The Voynich Ninja

Full Version: About the generation of similar words
You're currently viewing a stripped down version of our content. View the full version with proper formatting.
Pages: 1 2 3 4
This weekend I have been exploring the internal structure of word variants in the Voynich manuscript with a fairly simple approach. The goal was to try to answer the question of the generation of words from the same family. When very similar words appear next to each other, do they generate in successive chains of transformation, or do they form radial families around a base form?

I think this distinction is important because some models of generation proposed for the Voynich (such as Torsten Timm's model) assume that a word is often generated by modifying the immediately preceding word, that is, a successive or sequential generation.

Below I briefly explain the method used and the main results.


Basic idea: When reading the Voynich text it is common to find groups of very similar words within a short space. For example: qokedy, qokeedy, qokeey, qokeeydy.

This type of sequence suggests that they could be variants of the same base form. To study this systematically, the text is simply treated as a linear sequence of words. For each word:

- It is considered a potential core.
- The next 40 or so words are examined.
- If any word has a small edit distance (Levenshtein ≤ 2), it is added to the same group. I call these local groups of variants "bursts".

Reconstructing relationships: Once a burst has been identified, the next step is to look at how the variants relate to each other. For each new variant, we look at whether it is more similar to the core or to a previous variant within the same burst. From this, we can reconstruct a small dependency structure. Three main patterns emerge.

- Radial (star) structure:

            variant
                 |
variant — core — variant
                 |
            variant

Most variants are derived directly from the core.

- Linear (chain) structure

core → variant → variant → variant

Each form is derived from the previous variant.

- Mixed structure: a combination of the two.

Control texts: To find out what is normal in real texts, the same procedure was applied to three control texts: De Docta Ignorantia (Latin), Alchemical herbal (Latin), Culpepper's herbal (English). In these texts the bursts tend to be: small, mostly radial, with very few linear chains. Typical values:

- star structures: ~0.68–0.80
- linear chains: ~0.003–0.007
- average burst size: ~2–3 variants

Results in the Voynich: Applying exactly the same procedure to the Voynich manuscript, we obtain approximately these global values:

- non-isolated bursts: ~4512
- average burst size: ~3.45
- average depth: ~1.56

Structural distribution:

- star: ~0.63
- mixed: ~0.36
- chain: ~0.01

This means that bursts are larger than in the control texts, linear chains are still very rare and there are more mixed structures. Mixed structures usually have this form:

core → variant
core → variant
variant → variant

That is, many variants derive directly from the core, but some also derive from other variants.

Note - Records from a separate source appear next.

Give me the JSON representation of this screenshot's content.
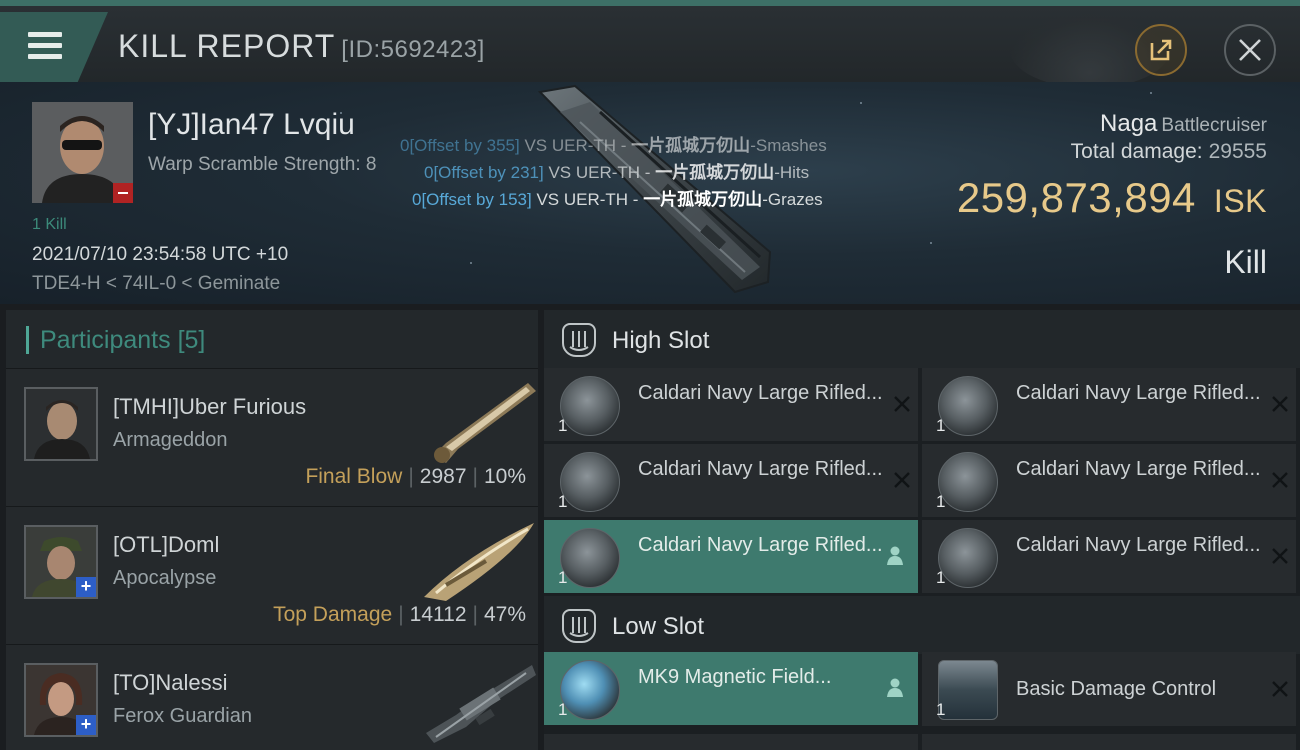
{
  "window": {
    "title": "KILL REPORT",
    "report_id": "[ID:5692423]"
  },
  "victim": {
    "name": "[YJ]Ian47 Lvqiu",
    "warp_scramble": "Warp Scramble Strength: 8",
    "kills": "1 Kill",
    "time": "2021/07/10 23:54:58 UTC +10",
    "location": "TDE4-H < 74IL-0 < Geminate",
    "ship_name": "Naga",
    "ship_class": "Battlecruiser",
    "total_damage_label": "Total damage:",
    "total_damage": "29555",
    "isk_value": "259,873,894",
    "isk_unit": "ISK",
    "result": "Kill"
  },
  "hits": [
    {
      "offset": "0[Offset by 355]",
      "vs": "VS UER-TH - ",
      "target": "一片孤城万仞山",
      "verb": "-Smashes"
    },
    {
      "offset": "0[Offset by 231]",
      "vs": "VS UER-TH - ",
      "target": "一片孤城万仞山",
      "verb": "-Hits"
    },
    {
      "offset": "0[Offset by 153]",
      "vs": "VS UER-TH - ",
      "target": "一片孤城万仞山",
      "verb": "-Grazes"
    }
  ],
  "participants": {
    "label": "Participants",
    "count": "[5]",
    "list": [
      {
        "name": "[TMHI]Uber Furious",
        "ship": "Armageddon",
        "tag": "Final Blow",
        "damage": "2987",
        "percent": "10%"
      },
      {
        "name": "[OTL]Doml",
        "ship": "Apocalypse",
        "tag": "Top Damage",
        "damage": "14112",
        "percent": "47%"
      },
      {
        "name": "[TO]Nalessi",
        "ship": "Ferox Guardian",
        "tag": "",
        "damage": "",
        "percent": ""
      }
    ]
  },
  "fitting": {
    "high_slot": {
      "label": "High Slot",
      "modules": [
        {
          "name": "Caldari Navy Large Rifled...",
          "qty": "1"
        },
        {
          "name": "Caldari Navy Large Rifled...",
          "qty": "1"
        },
        {
          "name": "Caldari Navy Large Rifled...",
          "qty": "1"
        },
        {
          "name": "Caldari Navy Large Rifled...",
          "qty": "1"
        },
        {
          "name": "Caldari Navy Large Rifled...",
          "qty": "1"
        },
        {
          "name": "Caldari Navy Large Rifled...",
          "qty": "1"
        }
      ]
    },
    "low_slot": {
      "label": "Low Slot",
      "modules": [
        {
          "name": "MK9 Magnetic Field...",
          "qty": "1"
        },
        {
          "name": "Basic Damage Control",
          "qty": "1"
        }
      ]
    }
  },
  "colors": {
    "accent_teal": "#3e7a6e",
    "isk_gold": "#e7c98a",
    "offset_blue": "#58a9d8",
    "tag_gold": "#c4a05a"
  }
}
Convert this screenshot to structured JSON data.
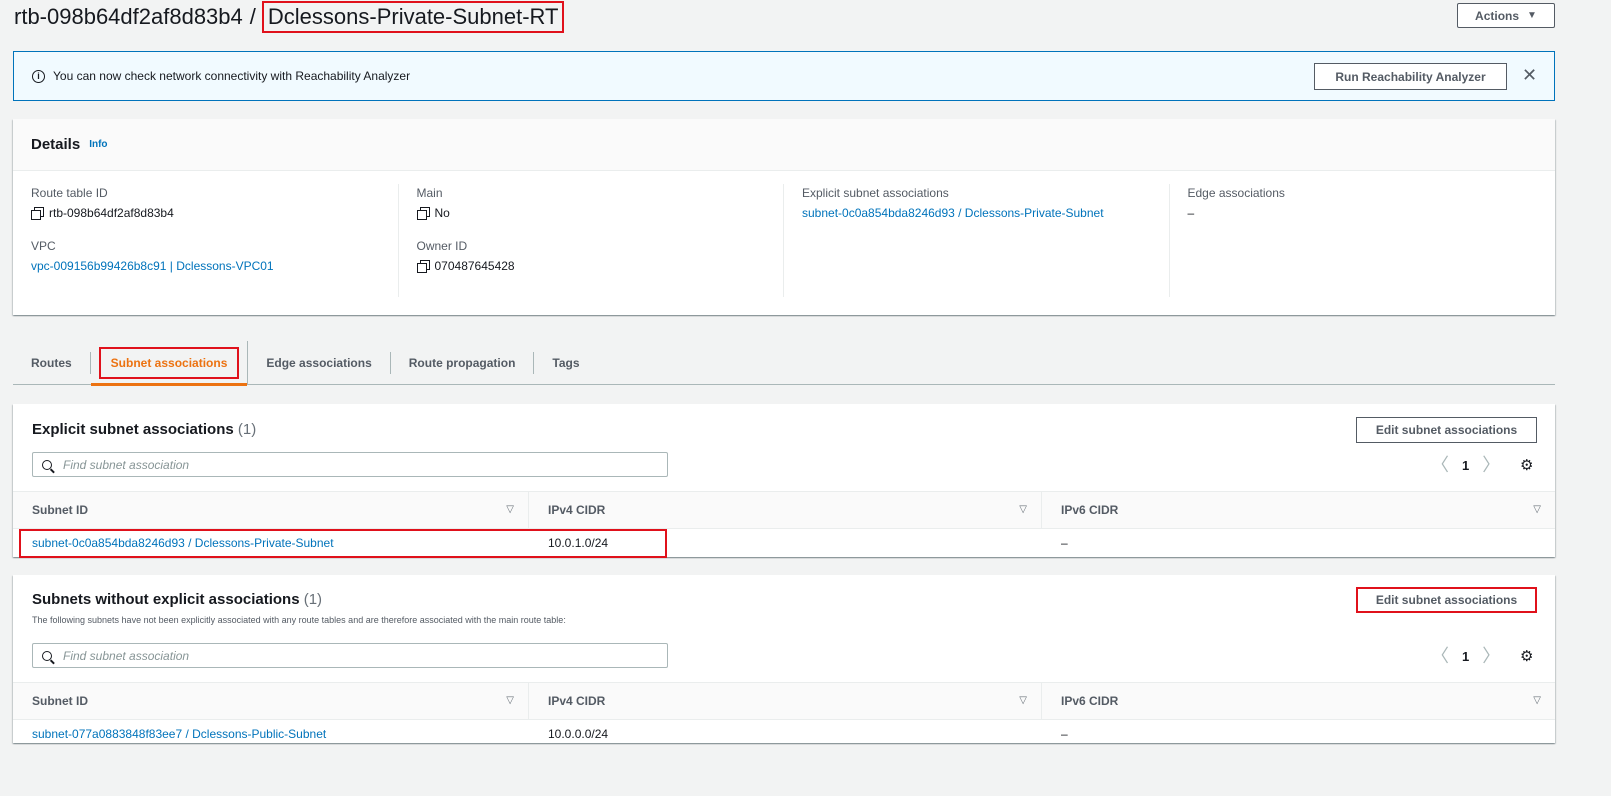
{
  "header": {
    "route_table_id": "rtb-098b64df2af8d83b4",
    "separator": "/",
    "route_table_name": "Dclessons-Private-Subnet-RT",
    "actions_label": "Actions"
  },
  "banner": {
    "message": "You can now check network connectivity with Reachability Analyzer",
    "button_label": "Run Reachability Analyzer"
  },
  "details": {
    "title": "Details",
    "info_label": "Info",
    "route_table_id_label": "Route table ID",
    "route_table_id_value": "rtb-098b64df2af8d83b4",
    "vpc_label": "VPC",
    "vpc_value": "vpc-009156b99426b8c91 | Dclessons-VPC01",
    "main_label": "Main",
    "main_value": "No",
    "owner_id_label": "Owner ID",
    "owner_id_value": "070487645428",
    "explicit_label": "Explicit subnet associations",
    "explicit_value": "subnet-0c0a854bda8246d93 / Dclessons-Private-Subnet",
    "edge_label": "Edge associations",
    "edge_value": "–"
  },
  "tabs": [
    {
      "label": "Routes"
    },
    {
      "label": "Subnet associations"
    },
    {
      "label": "Edge associations"
    },
    {
      "label": "Route propagation"
    },
    {
      "label": "Tags"
    }
  ],
  "explicit_panel": {
    "title": "Explicit subnet associations",
    "count": "(1)",
    "edit_label": "Edit subnet associations",
    "search_placeholder": "Find subnet association",
    "page": "1",
    "columns": [
      "Subnet ID",
      "IPv4 CIDR",
      "IPv6 CIDR"
    ],
    "rows": [
      {
        "subnet": "subnet-0c0a854bda8246d93 / Dclessons-Private-Subnet",
        "ipv4": "10.0.1.0/24",
        "ipv6": "–"
      }
    ]
  },
  "implicit_panel": {
    "title": "Subnets without explicit associations",
    "count": "(1)",
    "description": "The following subnets have not been explicitly associated with any route tables and are therefore associated with the main route table:",
    "edit_label": "Edit subnet associations",
    "search_placeholder": "Find subnet association",
    "page": "1",
    "columns": [
      "Subnet ID",
      "IPv4 CIDR",
      "IPv6 CIDR"
    ],
    "rows": [
      {
        "subnet": "subnet-077a0883848f83ee7 / Dclessons-Public-Subnet",
        "ipv4": "10.0.0.0/24",
        "ipv6": "–"
      }
    ]
  },
  "colors": {
    "accent": "#ec7211",
    "link": "#0073bb",
    "highlight": "#e0111b"
  }
}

To test whether this structure depended only on the Voynich vocabulary or also on the actual order of the text, I repeated exactly the same analysis on a permuted version of the manuscript, keeping the same words within each page but shuffling their order. The result is that the bursts do not disappear, but they do become slightly smaller, shallower, and more radial. In the actual text there is a higher proportion of mixed structures and slightly more internal links between variants. This suggests that the Voynich vocabulary already favors families of similar forms, but that the actual order of the text adds additional local organization.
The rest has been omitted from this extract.